Annuals--More Color Bang for the Buck

The Gardening Trivia Quiz
Our own Laura Fergus was the staff winner last week for correctly answering the question about what family rosemary, sage, oregano, thiyme and marjoram belong to. Young Pamela wants to institute a new rule for staff--no Google-ing. Just to clarify, only the Countryside staff has to get the correct answer to win the batch of mini-chocolate chip muffins. The rest of you will still get the coupon even if the answer is not correct. Obviously, this is a marketing gimmick, but I still would like to hear from you and it is nice to know someone is out there reading this. This week's question is a toughy: True or False (or as we say in Italian: vero o falso): The banana has no trunk. It is held upright by a tightly wrapped bundle of leaf stalks. Thus the banana is not a true tree. Good luck. E-mail me with your answer at

Planting Annuals

The more I garden, the more I have begun to appreciate annuals. Don’t get me wrong, perennial beds are wonderful and every year more varieties are introduced that add color or texture to the garden. But for great color all season long, you can’t beat annuals. During the dog days of summer when your perennial bed is perhaps not looking its best annuals will be there to provide continuous color. There is certainly a spot in the perennial bed for them.

I think broad sweeps of annual beds can be quite dramatic. I have a bed in front of my house that is about 20' by 3' that I plant in impatiens every year. It takes about two and a half flats to fill it. I do tend to plant my annuals closer than recommended on the tag because I want them to fill in faster. My coworker, often referred to in these pages as young Pamela to distinguish her from us old folks that work here, gave me a great tip last week. She uses a bulb auger attached to an electric drill to plant her bedding plants. I tried it last night and it worked a treat. Of course, I couldn’t take the pictures and do it myself so I enlisted the help of my neighbor, Sandy. We strive for perfection here at Countryside and I had to take numerous shots to get the perfect one. By the time I did, Sandy had just about finished the planting. Couldn’t have been any easier. (I wonder if I can get her to do it again next year.) I treated her to a glass of wine after and of course we had to get the perfect picture....
(Hey, and a big thank you to my neighbor, Sandy, for being my "comic foil.")

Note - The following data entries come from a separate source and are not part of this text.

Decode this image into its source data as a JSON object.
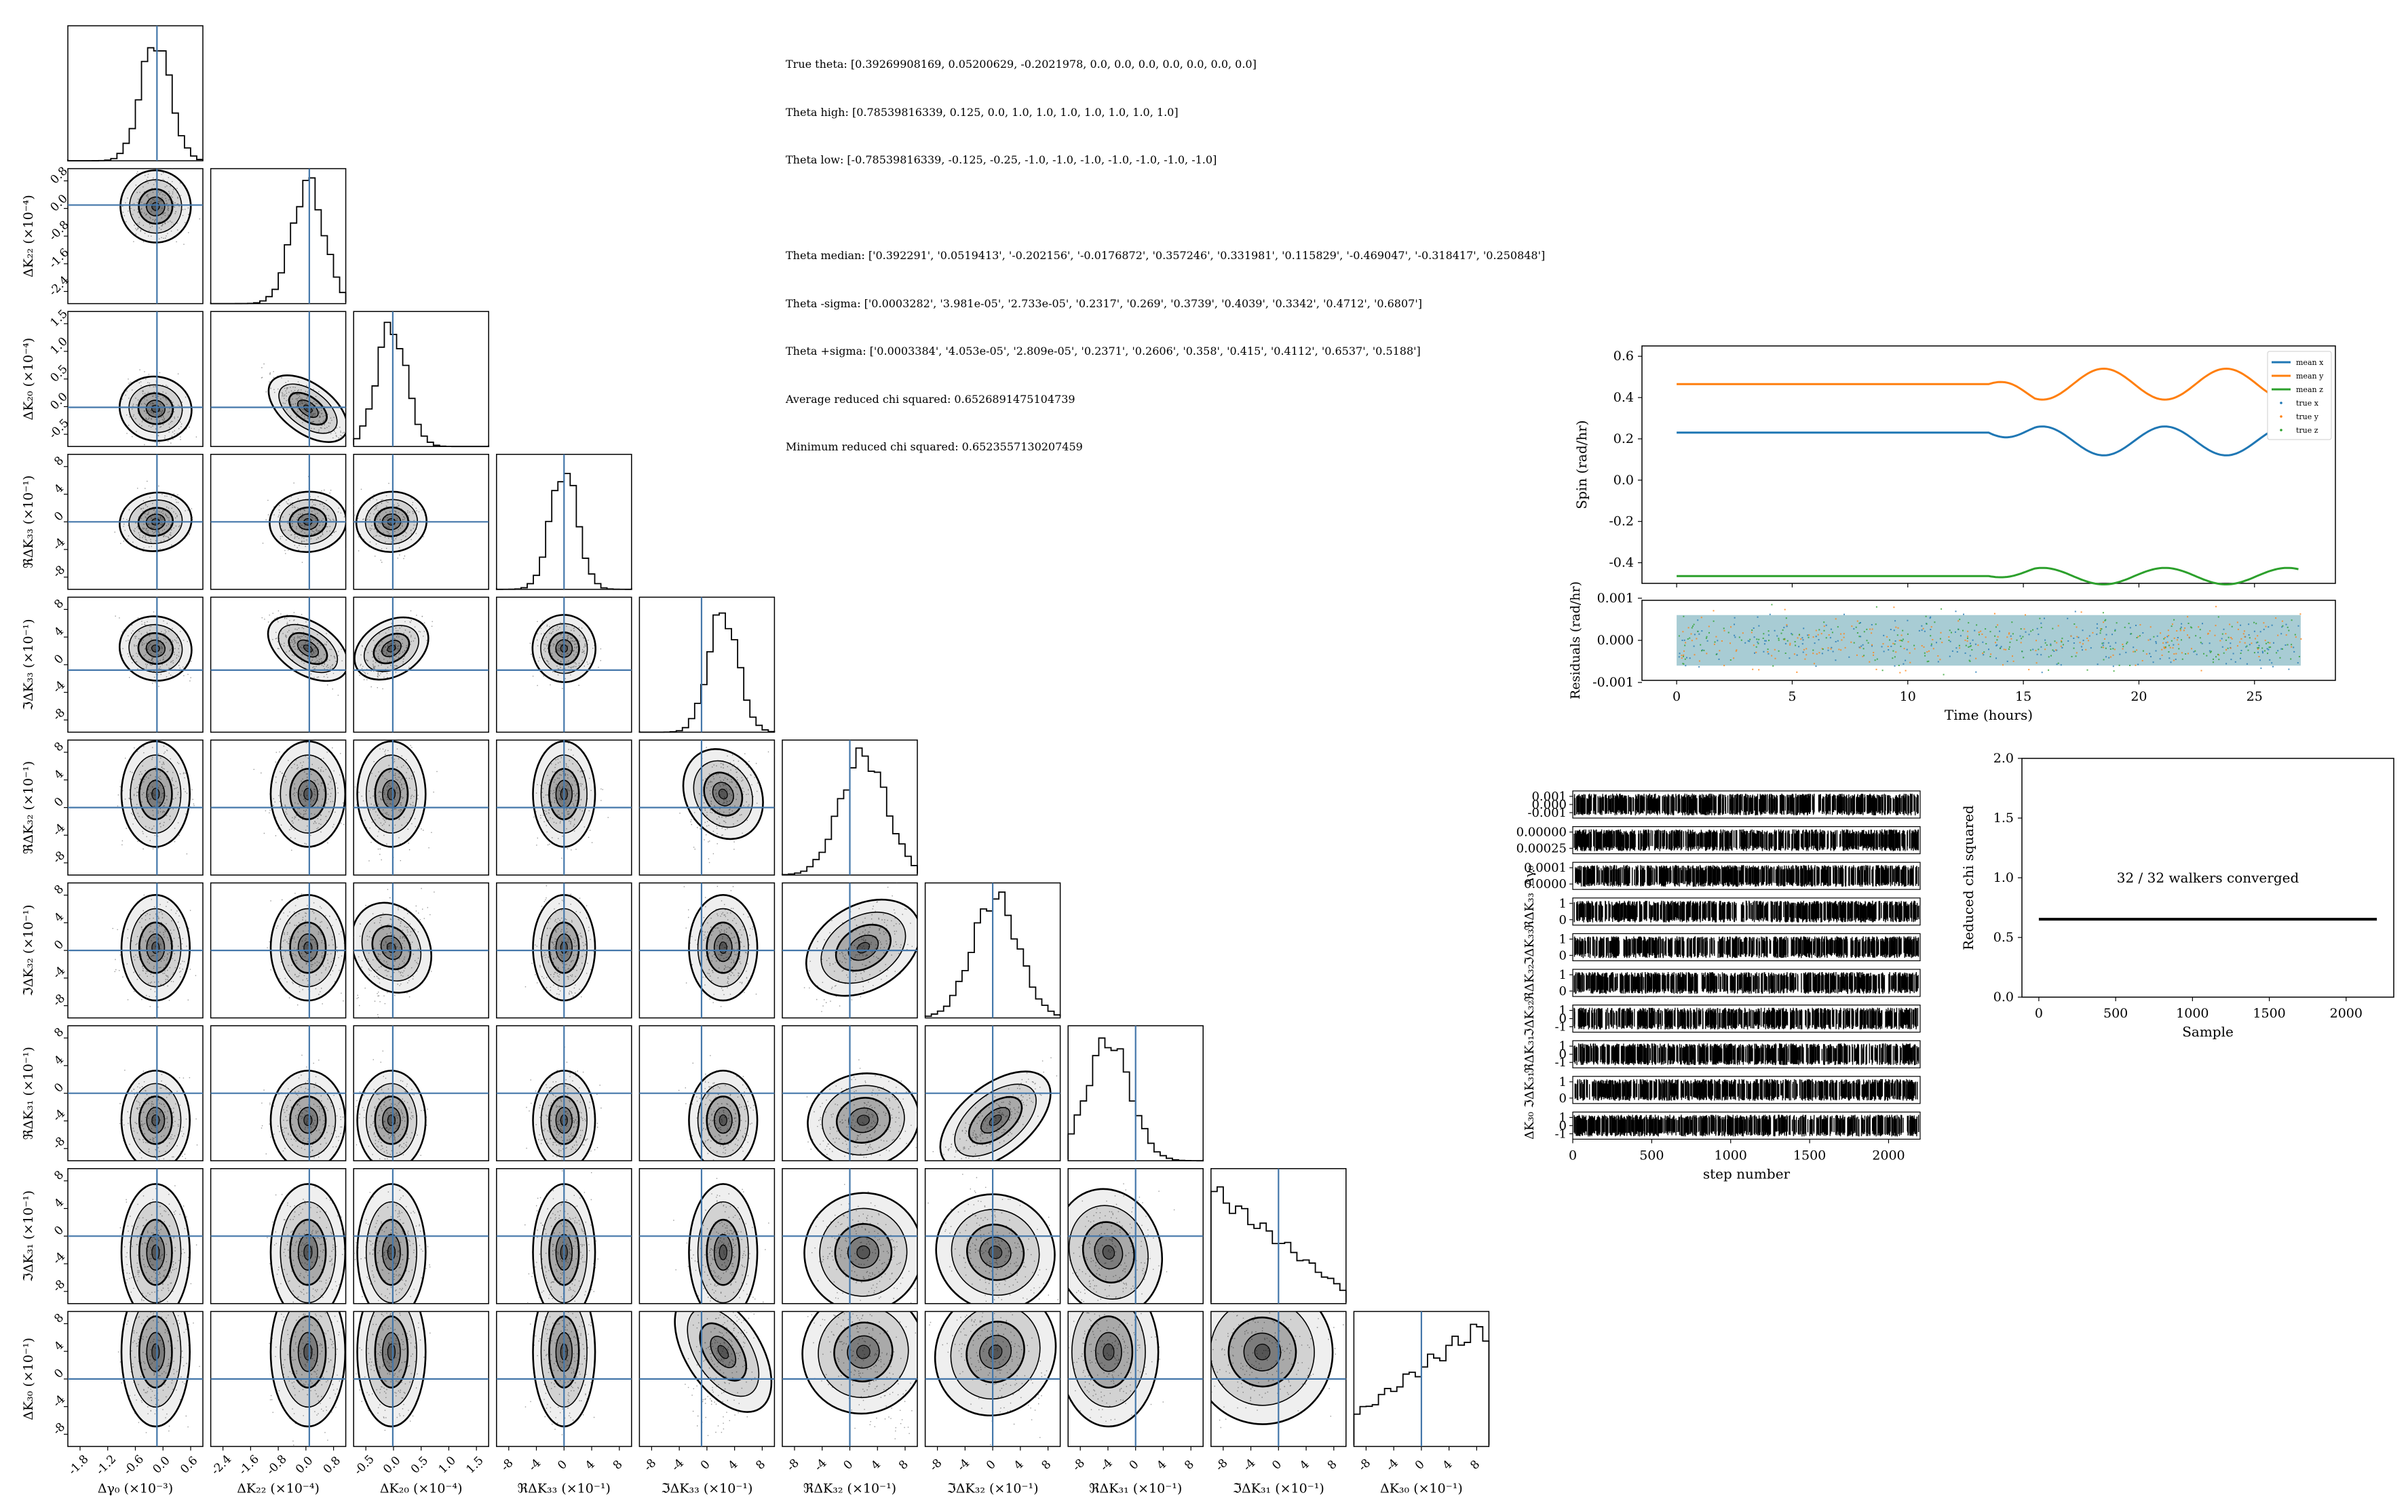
{
  "info_text": {
    "true_theta": "True theta: [0.39269908169, 0.05200629, -0.2021978, 0.0, 0.0, 0.0, 0.0, 0.0, 0.0, 0.0]",
    "theta_high": "Theta high: [0.78539816339, 0.125, 0.0, 1.0, 1.0, 1.0, 1.0, 1.0, 1.0, 1.0]",
    "theta_low": "Theta low: [-0.78539816339, -0.125, -0.25, -1.0, -1.0, -1.0, -1.0, -1.0, -1.0, -1.0]",
    "blank": "",
    "theta_median": "Theta median: ['0.392291', '0.0519413', '-0.202156', '-0.0176872', '0.357246', '0.331981', '0.115829', '-0.469047', '-0.318417', '0.250848']",
    "theta_minus_sigma": "Theta -sigma: ['0.0003282', '3.981e-05', '2.733e-05', '0.2317', '0.269', '0.3739', '0.4039', '0.3342', '0.4712', '0.6807']",
    "theta_plus_sigma": "Theta +sigma: ['0.0003384', '4.053e-05', '2.809e-05', '0.2371', '0.2606', '0.358', '0.415', '0.4112', '0.6537', '0.5188']",
    "avg_chi": "Average reduced chi squared: 0.6526891475104739",
    "min_chi": "Minimum reduced chi squared: 0.6523557130207459"
  },
  "chart_data": [
    {
      "type": "scatter",
      "name": "corner",
      "params": [
        {
          "label": "Δγ₀ (×10⁻³)",
          "ticks": [
            "-1.8",
            "-1.2",
            "-0.6",
            "0.0",
            "0.6"
          ],
          "ylabel": "",
          "yticks": [],
          "truth": 0.0
        },
        {
          "label": "ΔK₂₂ (×10⁻⁴)",
          "ticks": [
            "-2.4",
            "-1.6",
            "-0.8",
            "0.0",
            "0.8"
          ],
          "ylabel": "ΔK₂₂ (×10⁻⁴)",
          "yticks": [
            "0.8",
            "0.0",
            "-0.8",
            "-1.6",
            "-2.4"
          ],
          "truth": 0.0
        },
        {
          "label": "ΔK₂₀ (×10⁻⁴)",
          "ticks": [
            "-0.5",
            "0.0",
            "0.5",
            "1.0",
            "1.5"
          ],
          "ylabel": "ΔK₂₀ (×10⁻⁴)",
          "yticks": [
            "1.5",
            "1.0",
            "0.5",
            "0.0",
            "-0.5"
          ],
          "truth": 0.0
        },
        {
          "label": "ℜΔK₃₃ (×10⁻¹)",
          "ticks": [
            "-8",
            "-4",
            "0",
            "4",
            "8"
          ],
          "ylabel": "ℜΔK₃₃ (×10⁻¹)",
          "yticks": [
            "8",
            "4",
            "0",
            "-4",
            "-8"
          ],
          "truth": 0.0
        },
        {
          "label": "ℑΔK₃₃ (×10⁻¹)",
          "ticks": [
            "-8",
            "-4",
            "0",
            "4",
            "8"
          ],
          "ylabel": "ℑΔK₃₃ (×10⁻¹)",
          "yticks": [
            "8",
            "4",
            "0",
            "-4",
            "-8"
          ],
          "truth": 0.0
        },
        {
          "label": "ℜΔK₃₂ (×10⁻¹)",
          "ticks": [
            "-8",
            "-4",
            "0",
            "4",
            "8"
          ],
          "ylabel": "ℜΔK₃₂ (×10⁻¹)",
          "yticks": [
            "8",
            "4",
            "0",
            "-4",
            "-8"
          ],
          "truth": 0.0
        },
        {
          "label": "ℑΔK₃₂ (×10⁻¹)",
          "ticks": [
            "-8",
            "-4",
            "0",
            "4",
            "8"
          ],
          "ylabel": "ℑΔK₃₂ (×10⁻¹)",
          "yticks": [
            "8",
            "4",
            "0",
            "-4",
            "-8"
          ],
          "truth": 0.0
        },
        {
          "label": "ℜΔK₃₁ (×10⁻¹)",
          "ticks": [
            "-8",
            "-4",
            "0",
            "4",
            "8"
          ],
          "ylabel": "ℜΔK₃₁ (×10⁻¹)",
          "yticks": [
            "8",
            "4",
            "0",
            "-4",
            "-8"
          ],
          "truth": 0.0
        },
        {
          "label": "ℑΔK₃₁ (×10⁻¹)",
          "ticks": [
            "-8",
            "-4",
            "0",
            "4",
            "8"
          ],
          "ylabel": "ℑΔK₃₁ (×10⁻¹)",
          "yticks": [
            "8",
            "4",
            "0",
            "-4",
            "-8"
          ],
          "truth": 0.0
        },
        {
          "label": "ΔK₃₀ (×10⁻¹)",
          "ticks": [
            "-8",
            "-4",
            "0",
            "4",
            "8"
          ],
          "ylabel": "ΔK₃₀ (×10⁻¹)",
          "yticks": [
            "8",
            "4",
            "0",
            "-4",
            "-8"
          ],
          "truth": 0.0
        }
      ],
      "truth_color": "#4477aa"
    },
    {
      "type": "line",
      "name": "spin",
      "ylabel": "Spin (rad/hr)",
      "yticks": [
        "0.6",
        "0.4",
        "0.2",
        "0.0",
        "-0.2",
        "-0.4"
      ],
      "ylim": [
        -0.5,
        0.65
      ],
      "xlim": [
        -1.5,
        28.5
      ],
      "series": [
        {
          "name": "mean x",
          "color": "#1f77b4",
          "base": 0.23
        },
        {
          "name": "mean y",
          "color": "#ff7f0e",
          "base": 0.465
        },
        {
          "name": "mean z",
          "color": "#2ca02c",
          "base": -0.465
        }
      ],
      "legend": [
        "mean x",
        "mean y",
        "mean z",
        "true x",
        "true y",
        "true z"
      ],
      "legend_placement": "top-right"
    },
    {
      "type": "scatter",
      "name": "residuals",
      "ylabel": "Residuals (rad/hr)",
      "yticks": [
        "0.001",
        "0.000",
        "-0.001"
      ],
      "xlabel": "Time (hours)",
      "xticks": [
        "0",
        "5",
        "10",
        "15",
        "20",
        "25"
      ],
      "xlim": [
        -1.5,
        28.5
      ]
    },
    {
      "type": "line",
      "name": "walker-traces",
      "xlabel": "step number",
      "xticks": [
        "0",
        "500",
        "1000",
        "1500",
        "2000"
      ],
      "xlim": [
        0,
        2200
      ],
      "panel_ticks": [
        [
          "0.001",
          "0.000",
          "-0.001"
        ],
        [
          "0.00000",
          "0.00025"
        ],
        [
          "0.0001",
          "0.0000"
        ],
        [
          "1",
          "0"
        ],
        [
          "1",
          "0"
        ],
        [
          "1",
          "0"
        ],
        [
          "1",
          "0",
          "-1"
        ],
        [
          "1",
          "0",
          "-1"
        ],
        [
          "1",
          "0"
        ],
        [
          "1",
          "0",
          "-1"
        ]
      ],
      "panel_labels": [
        "",
        "",
        "Δγ₀",
        "ℜΔK₃₃",
        "ℑΔK₃₃",
        "ℜΔK₃₂",
        "ℑΔK₃₂",
        "ℜΔK₃₁",
        "ℑΔK₃₁",
        "ΔK₃₀"
      ]
    },
    {
      "type": "line",
      "name": "reduced-chi",
      "ylabel": "Reduced chi squared",
      "xlabel": "Sample",
      "xticks": [
        "0",
        "500",
        "1000",
        "1500",
        "2000"
      ],
      "yticks": [
        "2.0",
        "1.5",
        "1.0",
        "0.5",
        "0.0"
      ],
      "ylim": [
        0,
        2.0
      ],
      "xlim": [
        -110,
        2310
      ],
      "value": 0.6526891475104739,
      "annotation": "32 / 32 walkers converged"
    }
  ]
}
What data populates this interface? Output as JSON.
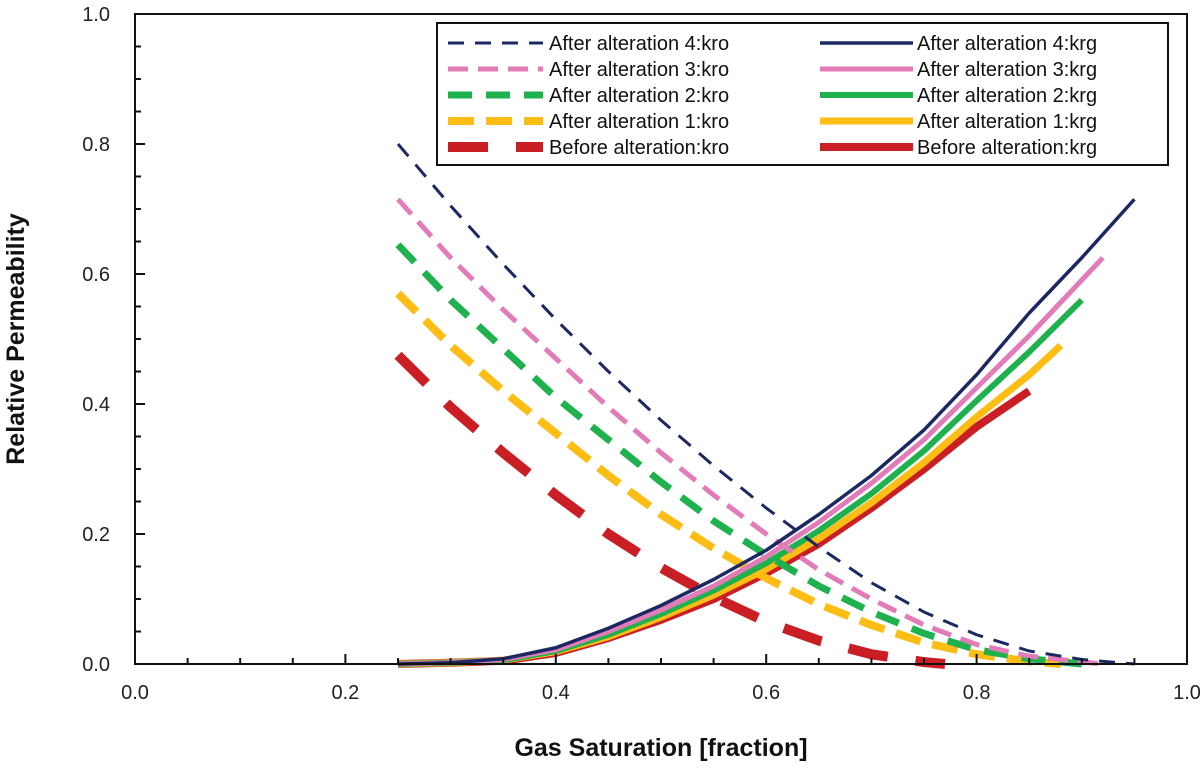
{
  "chart_data": {
    "type": "line",
    "xlabel": "Gas Saturation [fraction]",
    "ylabel": "Relative Permeability",
    "xlim": [
      0.0,
      1.0
    ],
    "ylim": [
      0.0,
      1.0
    ],
    "xticks": [
      "0.0",
      "0.2",
      "0.4",
      "0.6",
      "0.8",
      "1.0"
    ],
    "yticks": [
      "0.0",
      "0.2",
      "0.4",
      "0.6",
      "0.8",
      "1.0"
    ],
    "grid": false,
    "legend_position": "top-right",
    "series": [
      {
        "name": "After alteration 4:kro",
        "kind": "kro",
        "color": "#1c2862",
        "x": [
          0.25,
          0.3,
          0.35,
          0.4,
          0.45,
          0.5,
          0.55,
          0.6,
          0.65,
          0.7,
          0.75,
          0.8,
          0.85,
          0.9,
          0.95
        ],
        "y": [
          0.8,
          0.705,
          0.615,
          0.53,
          0.45,
          0.375,
          0.305,
          0.24,
          0.18,
          0.125,
          0.08,
          0.045,
          0.02,
          0.007,
          0.0
        ]
      },
      {
        "name": "After alteration 4:krg",
        "kind": "krg",
        "color": "#1c2862",
        "x": [
          0.25,
          0.3,
          0.35,
          0.4,
          0.45,
          0.5,
          0.55,
          0.6,
          0.65,
          0.7,
          0.75,
          0.8,
          0.85,
          0.9,
          0.95
        ],
        "y": [
          0.0,
          0.002,
          0.008,
          0.025,
          0.055,
          0.09,
          0.13,
          0.175,
          0.23,
          0.29,
          0.36,
          0.445,
          0.54,
          0.625,
          0.715
        ]
      },
      {
        "name": "After alteration 3:kro",
        "kind": "kro",
        "color": "#e27cb8",
        "x": [
          0.25,
          0.3,
          0.35,
          0.4,
          0.45,
          0.5,
          0.55,
          0.6,
          0.65,
          0.7,
          0.75,
          0.8,
          0.85,
          0.92
        ],
        "y": [
          0.715,
          0.625,
          0.545,
          0.47,
          0.395,
          0.325,
          0.26,
          0.2,
          0.145,
          0.1,
          0.06,
          0.03,
          0.012,
          0.0
        ]
      },
      {
        "name": "After alteration 3:krg",
        "kind": "krg",
        "color": "#e27cb8",
        "x": [
          0.25,
          0.3,
          0.35,
          0.4,
          0.45,
          0.5,
          0.55,
          0.6,
          0.65,
          0.7,
          0.75,
          0.8,
          0.85,
          0.92
        ],
        "y": [
          0.0,
          0.002,
          0.007,
          0.022,
          0.05,
          0.083,
          0.12,
          0.165,
          0.218,
          0.278,
          0.345,
          0.425,
          0.505,
          0.625
        ]
      },
      {
        "name": "After alteration 2:kro",
        "kind": "kro",
        "color": "#1eb14e",
        "x": [
          0.25,
          0.3,
          0.35,
          0.4,
          0.45,
          0.5,
          0.55,
          0.6,
          0.65,
          0.7,
          0.75,
          0.8,
          0.85,
          0.9
        ],
        "y": [
          0.645,
          0.56,
          0.485,
          0.41,
          0.345,
          0.28,
          0.22,
          0.168,
          0.12,
          0.08,
          0.047,
          0.022,
          0.008,
          0.0
        ]
      },
      {
        "name": "After alteration 2:krg",
        "kind": "krg",
        "color": "#1eb14e",
        "x": [
          0.25,
          0.3,
          0.35,
          0.4,
          0.45,
          0.5,
          0.55,
          0.6,
          0.65,
          0.7,
          0.75,
          0.8,
          0.85,
          0.9
        ],
        "y": [
          0.0,
          0.002,
          0.006,
          0.02,
          0.045,
          0.077,
          0.113,
          0.155,
          0.205,
          0.262,
          0.328,
          0.405,
          0.48,
          0.56
        ]
      },
      {
        "name": "After alteration 1:kro",
        "kind": "kro",
        "color": "#fdbd14",
        "x": [
          0.25,
          0.3,
          0.35,
          0.4,
          0.45,
          0.5,
          0.55,
          0.6,
          0.65,
          0.7,
          0.75,
          0.8,
          0.85,
          0.88
        ],
        "y": [
          0.57,
          0.49,
          0.42,
          0.355,
          0.29,
          0.23,
          0.178,
          0.132,
          0.092,
          0.06,
          0.033,
          0.015,
          0.004,
          0.0
        ]
      },
      {
        "name": "After alteration 1:krg",
        "kind": "krg",
        "color": "#fdbd14",
        "x": [
          0.25,
          0.3,
          0.35,
          0.4,
          0.45,
          0.5,
          0.55,
          0.6,
          0.65,
          0.7,
          0.75,
          0.8,
          0.85,
          0.88
        ],
        "y": [
          0.0,
          0.002,
          0.006,
          0.019,
          0.042,
          0.072,
          0.106,
          0.146,
          0.193,
          0.248,
          0.31,
          0.38,
          0.445,
          0.49
        ]
      },
      {
        "name": "Before alteration:kro",
        "kind": "kro",
        "color": "#c81e24",
        "x": [
          0.25,
          0.3,
          0.35,
          0.4,
          0.45,
          0.5,
          0.55,
          0.6,
          0.65,
          0.7,
          0.75,
          0.77
        ],
        "y": [
          0.475,
          0.395,
          0.325,
          0.26,
          0.2,
          0.148,
          0.103,
          0.065,
          0.036,
          0.015,
          0.003,
          0.0
        ]
      },
      {
        "name": "Before alteration:krg",
        "kind": "krg",
        "color": "#c81e24",
        "x": [
          0.25,
          0.3,
          0.35,
          0.4,
          0.45,
          0.5,
          0.55,
          0.6,
          0.65,
          0.7,
          0.75,
          0.8,
          0.85
        ],
        "y": [
          0.0,
          0.002,
          0.005,
          0.017,
          0.04,
          0.068,
          0.1,
          0.14,
          0.185,
          0.24,
          0.3,
          0.365,
          0.42
        ]
      }
    ],
    "legend_order": [
      [
        "After alteration 4:kro",
        "After alteration 4:krg"
      ],
      [
        "After alteration 3:kro",
        "After alteration 3:krg"
      ],
      [
        "After alteration 2:kro",
        "After alteration 2:krg"
      ],
      [
        "After alteration 1:kro",
        "After alteration 1:krg"
      ],
      [
        "Before alteration:kro",
        "Before alteration:krg"
      ]
    ]
  }
}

The other day a customer wiped us out of our entire horseradish supply. I couldn’t help but ask what he was going to use it for, since it does spread once established, and how much horseradish sauce does the average person use in year, anyway. Well, his recipe for horseradish is an old family recipe and the sauce is in huge demand from his family and friends. He agreed to share the recipe with us as it is posted on his blog. So here is the address for those of you who are interested: . It is listed under the tab "dawg recipes."

Herbs and Vegetables
It is finally warm enough to plant the veggies. If any of you attended our spring gardening seminars in April, the vegetable seminar focused on integrating vegetables into your ornamental beds. Many vegetables make great foliage additions to the garden and have the added benefit of being edible. One of my favorites is the Bright Lights Swiss Chard. When I was in France last August, the Bright Lights was used extensively in many of the municipal flower beds in Paris and elsewhere. The leaves of the swiss chard can be used like spinach and the swiss chard won’t bolt in the heat like spinach does. In addition, Bright Lights has great coloration in the stalks. Eggplant is also a great plant to use in the ornamental bed. The star-like purple flower is very attractive as are the resulting purple or pink fruits that add color to garden. Sliced and grilled is a great way to serve it this summer.

Even if you never cook with fresh herbs, the purple basils make a great border around a sunny garden bed. Of course you should use fresh herbs and here is a quick recipe using sweet basil. My garden club friend, Donna Cramer, makes this hors d’oeuvre using sweet basil and grape tomatoes. She uses one grape tomato, a basil leaf and a small cube of mozzarella cheese on a toothpick and drizzles a little olive oil over them. Delicious

If you are interested in attracting butterflies to your garden plant pineapple sage and parsley. The pineapple sage really does smell like pineapple and it gets a small tubular scarlet flower that attracts both humming birds and butterflies. Swallowtail butterflies lay their eggs in the parsley and the caterpillars feed on the parsley. If you do plan on using the parsley, check it closely for eggs and caterpillars! If you would like to know more about butterflies, check out the Crystal Lake Nature Center’s Butterfly House. It is located at Veteran’s Acres, at the Main Street entrance.
The Answer to Last Week's Trivia Question:
Rosemary, sage, oregano, thyme and marjoram all belong to the mint family. I can see where oregano, thyme and marjoram are in the same family, but rosemary and sage really don't look like the first group and none of them seem to have the same characteristics as mint. Mint has square stems, although the leaves are somewhat similar looking. Good luck with this week's question!

1 comment:

April said...

Your description of the tomato basil appetizer left me hungry for more. I will try that one for sure. Also, I agree the chard is beautiful in the garden and also so cold hardy, they look colorful up thru the first snow. Thanks for the ideas.